If you want to gain new skills, see the world on a budget or get a taste of life on an organic farm, then a work exchange might be for you. The premise is simple: swap a few hours of work a day for food, accommodation and training. Organising a work exchange placement on a sustainable farm has never been easier, thanks to websites such as World Wide Opportunities on Organic Farms (WWOOF), Help Exchange (HelpX) and Work Away. Yet, while finding a placement may not be difficult, finding a placement that’s right for you can prove more of a challenge.

Before you go

It pays to do a bit of soul searching before doing anything else. There are placements to suit every taste, but you need to be clear in your mind what you want to gain from the experience before you start looking. So have a think about the following questions:

  • Why do you want to work on an organic farm? Do you want to gain experience and training? Are you just interested in seeing where your food comes from? Or do you want to combine volunteering with travel, and use it as a means to be immersed in a foreign language and culture?
  • Are there specific aspects of farming that you’re particularly interested in? Perhaps you have long harboured a desire for beekeeping, or have always had a passion for permaculture. If so, now’s your chance to learn more.
  • How many hours do you want to work? Will you want weekends or afternoons off to explore the local area, or are you happy to spend every day in the fields?
  • Are you up for physical labour in all weathers? Or would a less hands-on placement suit you better?
  • Would you rather be the only volunteer, or part of a larger group?
  • Regarding sleeping arrangements, do you want to share your host’s home, or sleep in separate accommodation? Would you be happy to sleep in a tent? Are you a light sleeper or, conversely, is your snoring liable to keep others awake?
  • Do you have dietary requirements that need to be catered for? Would you rather pitch in with communal meals, or be responsible for preparing your own food?

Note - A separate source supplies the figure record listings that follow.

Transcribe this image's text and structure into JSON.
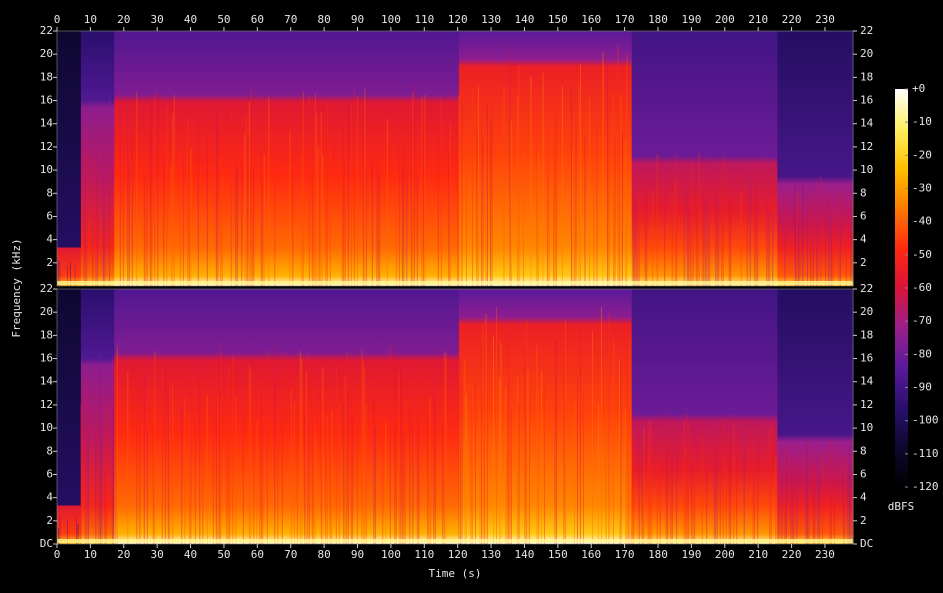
{
  "chart_data": {
    "type": "spectrogram",
    "x_label": "Time (s)",
    "y_label": "Frequency (kHz)",
    "xlim": [
      0,
      238.4
    ],
    "xticks": [
      0,
      10,
      20,
      30,
      40,
      50,
      60,
      70,
      80,
      90,
      100,
      110,
      120,
      130,
      140,
      150,
      160,
      170,
      180,
      190,
      200,
      210,
      220,
      230
    ],
    "panels": [
      {
        "ylim": [
          0,
          22
        ],
        "yticks": [
          2,
          4,
          6,
          8,
          10,
          12,
          14,
          16,
          18,
          20,
          22
        ]
      },
      {
        "ylim": [
          0,
          22
        ],
        "yticks": [
          {
            "value": 0,
            "label": "DC"
          },
          2,
          4,
          6,
          8,
          10,
          12,
          14,
          16,
          18,
          20,
          22
        ]
      }
    ],
    "colorbar": {
      "label": "dBFS",
      "lim": [
        -120,
        0
      ],
      "ticks": [
        {
          "value": 0,
          "label": "+0"
        },
        -10,
        -20,
        -30,
        -40,
        -50,
        -60,
        -70,
        -80,
        -90,
        -100,
        -110,
        -120
      ],
      "colormap": [
        "#000000",
        "#0e0830",
        "#2a0f6e",
        "#5a1a9a",
        "#9a1e8c",
        "#d8143a",
        "#ff2a10",
        "#ff7a00",
        "#ffc000",
        "#fff060",
        "#ffffff"
      ]
    }
  }
}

Be honest, both with yourself and your potential hosts – they’re looking for a good match too.

Choosing a host


Once you’ve got your thoughts straight about your likes and dislikes, it’s time to start searching for a host. You can search the lists on WWOOF, HelpX and Work Away for free without registering, but you have to be a member to contact hosts. It’s worth noting that WWOOF membership is country specific, meaning that if you want to volunteer in more than one country you’ll need to pay for membership for each new place you visit – a cost that can quickly add up if you’re travelling extensively. This is not the case with Help Exchange or Work Away.

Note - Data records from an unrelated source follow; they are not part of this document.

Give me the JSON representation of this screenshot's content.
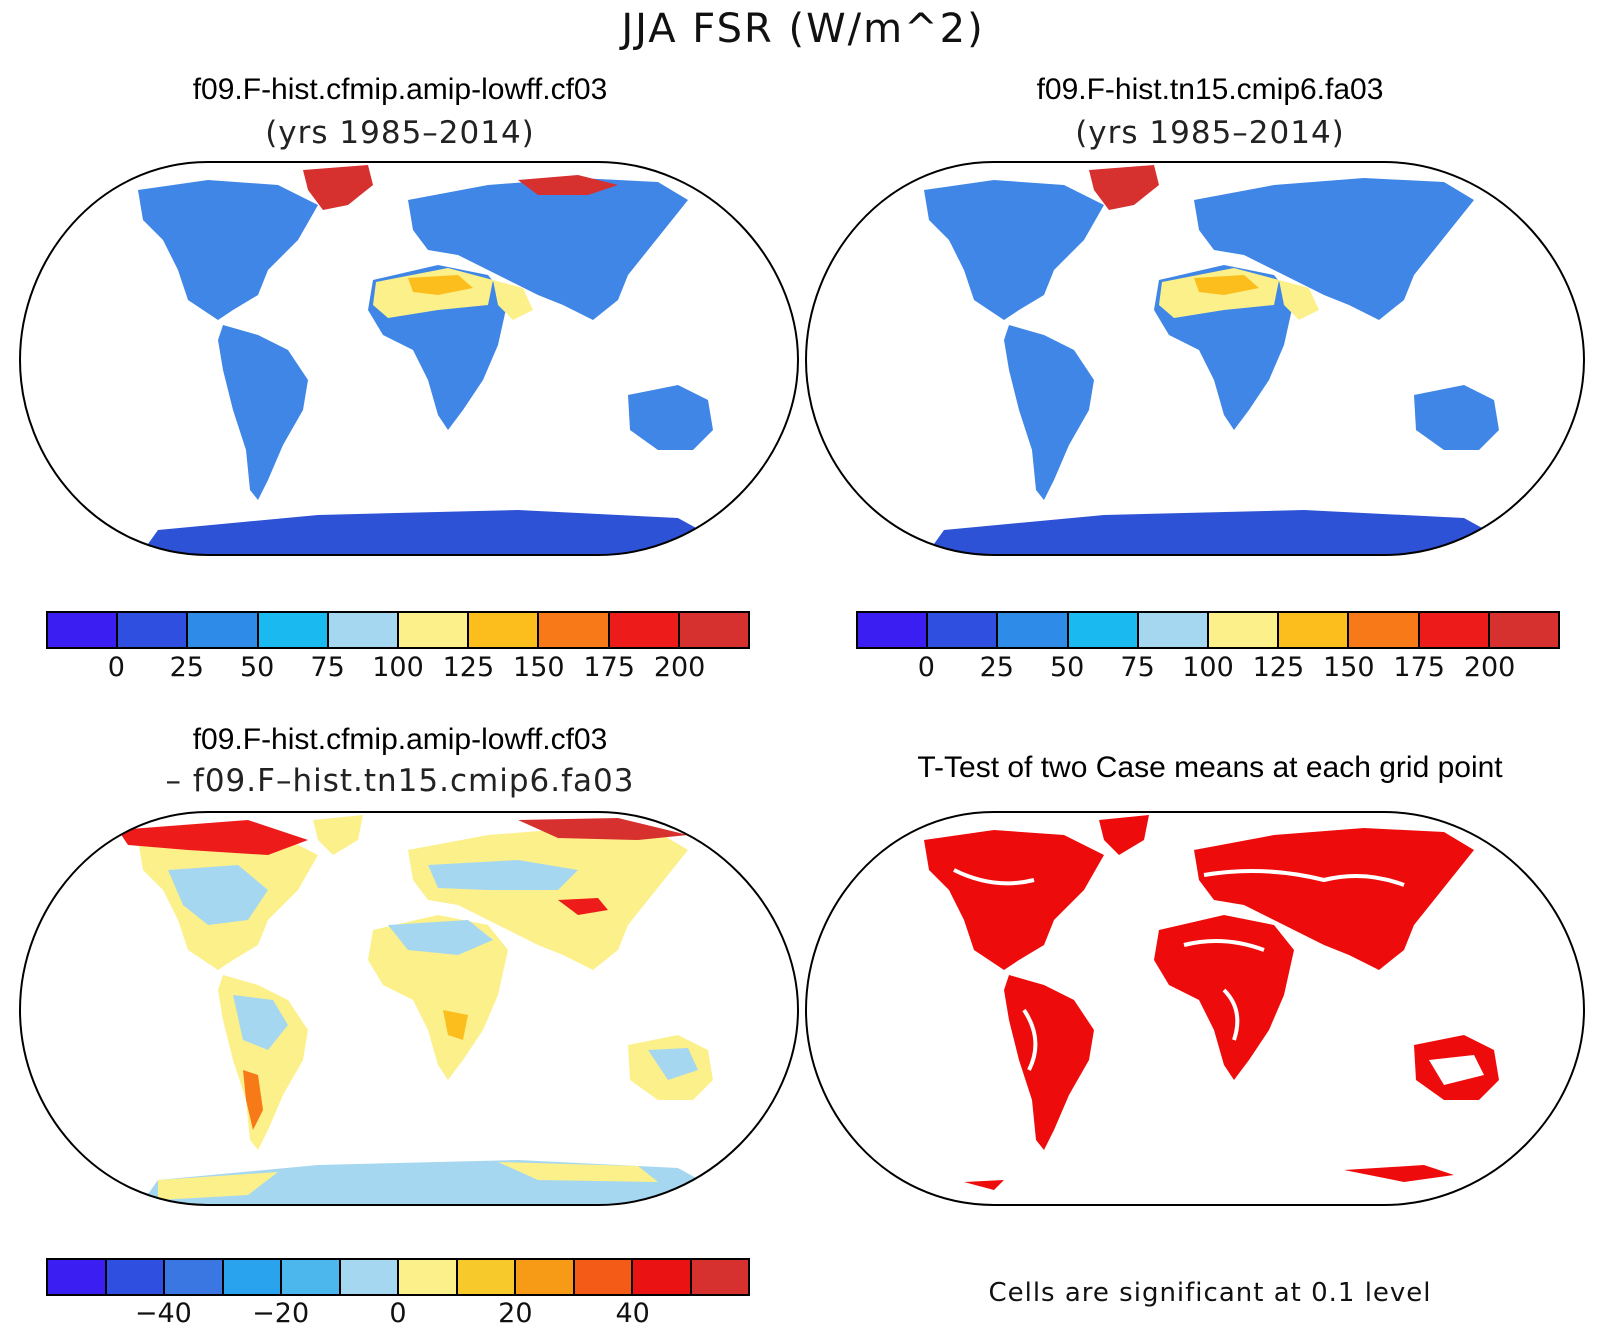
{
  "main_title": "JJA FSR (W/m^2)",
  "panels": [
    {
      "title": "f09.F-hist.cfmip.amip-lowff.cf03",
      "subtitle": "(yrs 1985–2014)",
      "kind": "absolute"
    },
    {
      "title": "f09.F-hist.tn15.cmip6.fa03",
      "subtitle": "(yrs 1985–2014)",
      "kind": "absolute"
    },
    {
      "title": "f09.F-hist.cfmip.amip-lowff.cf03",
      "subtitle": "– f09.F–hist.tn15.cmip6.fa03",
      "kind": "difference"
    },
    {
      "title": "T-Test of two Case means at each grid point",
      "subtitle": "",
      "kind": "ttest"
    }
  ],
  "colorbar_abs": {
    "colors": [
      "#3a1ef2",
      "#2f4fe0",
      "#2e8ce8",
      "#1ab9ef",
      "#a6d7f0",
      "#fcf08a",
      "#fbbe1c",
      "#f77917",
      "#ee1b1b",
      "#d6302f"
    ],
    "labels": [
      "0",
      "25",
      "50",
      "75",
      "100",
      "125",
      "150",
      "175",
      "200"
    ]
  },
  "colorbar_diff": {
    "colors": [
      "#3a1ef2",
      "#2f4fe0",
      "#3b77e3",
      "#2aa3ee",
      "#4bb7ec",
      "#a6d7f0",
      "#fcf08a",
      "#f7c92b",
      "#f79a15",
      "#f45b17",
      "#ea1212",
      "#d6302f"
    ],
    "labels": [
      "−40",
      "−20",
      "0",
      "20",
      "40"
    ]
  },
  "significance_note": "Cells are significant at 0.1 level",
  "colors": {
    "land_abs_main": "#3f86e6",
    "land_abs_dark": "#2e52d6",
    "desert_yellow": "#fcf08a",
    "desert_orange": "#fbbe1c",
    "polar_red": "#d6302f",
    "diff_yellow": "#fcf08a",
    "diff_blue": "#a6d7f0",
    "ttest_red": "#ee0b0b"
  }
}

Once you find a prospective host, the next step is to get in touch. Communication is important, as Alicia Miller, SFT website editor and regular host of workers at her Welsh farm Troed y Rhiw Organics, points out: “We always try to lay things out clearly to people before they come,” she explains. “My partner makes a point of speaking with volunteers first, ideally through Skype but, if not, at least over the phone.”

Conversations like this allow you to get a sense of your potential host, and also ensure that both parties have a clear understanding of what the other expects from them. Before you commit to a placement, you should always have an idea of the kind of jobs you’ll be doing, the hours you’re expected to work, and the sleeping and eating arrangements.

In addition to speaking to your hosts, you should also do a little digging: check their website if they have one, and read testimonials left by previous volunteers. It’s important that you do this background research because although the majority of hosts are dedicated to a fair exchange, there will always be some unscrupulous individuals who are more interested in unpaid labour.

Finally, always be polite and prompt when communicating with potential hosts. Often they’ll be fielding applications from multiple volunteers at once, and won’t appreciate being left hanging. It would be a shame to miss out on the perfect placement because you put off replying to an email.

Once you’re there

Of course, even the best laid plans can go awry, and there’s always the small chance that you’ll arrive at a placement only to find it doesn’t meet your expectations. Ellen Rowland, who is currently participating in work exchanges while travelling around Latin America, advises: “You have to stand up and say what you want to gain from the experience and push your skills. Sometimes the coordinators are very busy and can’t always pinpoint how best to use you as a volunteer.” Use your initiative, she adds. “Tell them what you want and can do. You will be glad you did.”

10806252_10152493247520841_4769330024712874243_nIn most cases, though, a work exchange will be a rewarding, if challenging, experience. For some, the training and know-how gained can help them pursue a career in sustainable farming. For others, the takeaways are less tangible but no less significant. Many experienced volunteers report a deeper appreciation and understanding of the farming process, while working travellers often rave about the in-depth insight it gave them into a different culture. For many, the friendships that were forged in the fields last long after the placement is over.

Overall, the key to enjoying a work exchange seems to be an open and enthusiastic attitude. Volunteers who are happy and flexible when it comes to pitching in with whatever work needs doing are usually the ones who gain the most from the experience. This is the advice given by veteran WWOOFer Andy Melhuish, who spent four years volunteering on farms around Britain, France and Bulgaria. “Don’t treat it like a free holiday,” he urges. “The work should be the reason you’re there, so grab that axe/scythe/hose/shovel and take a deep breath!”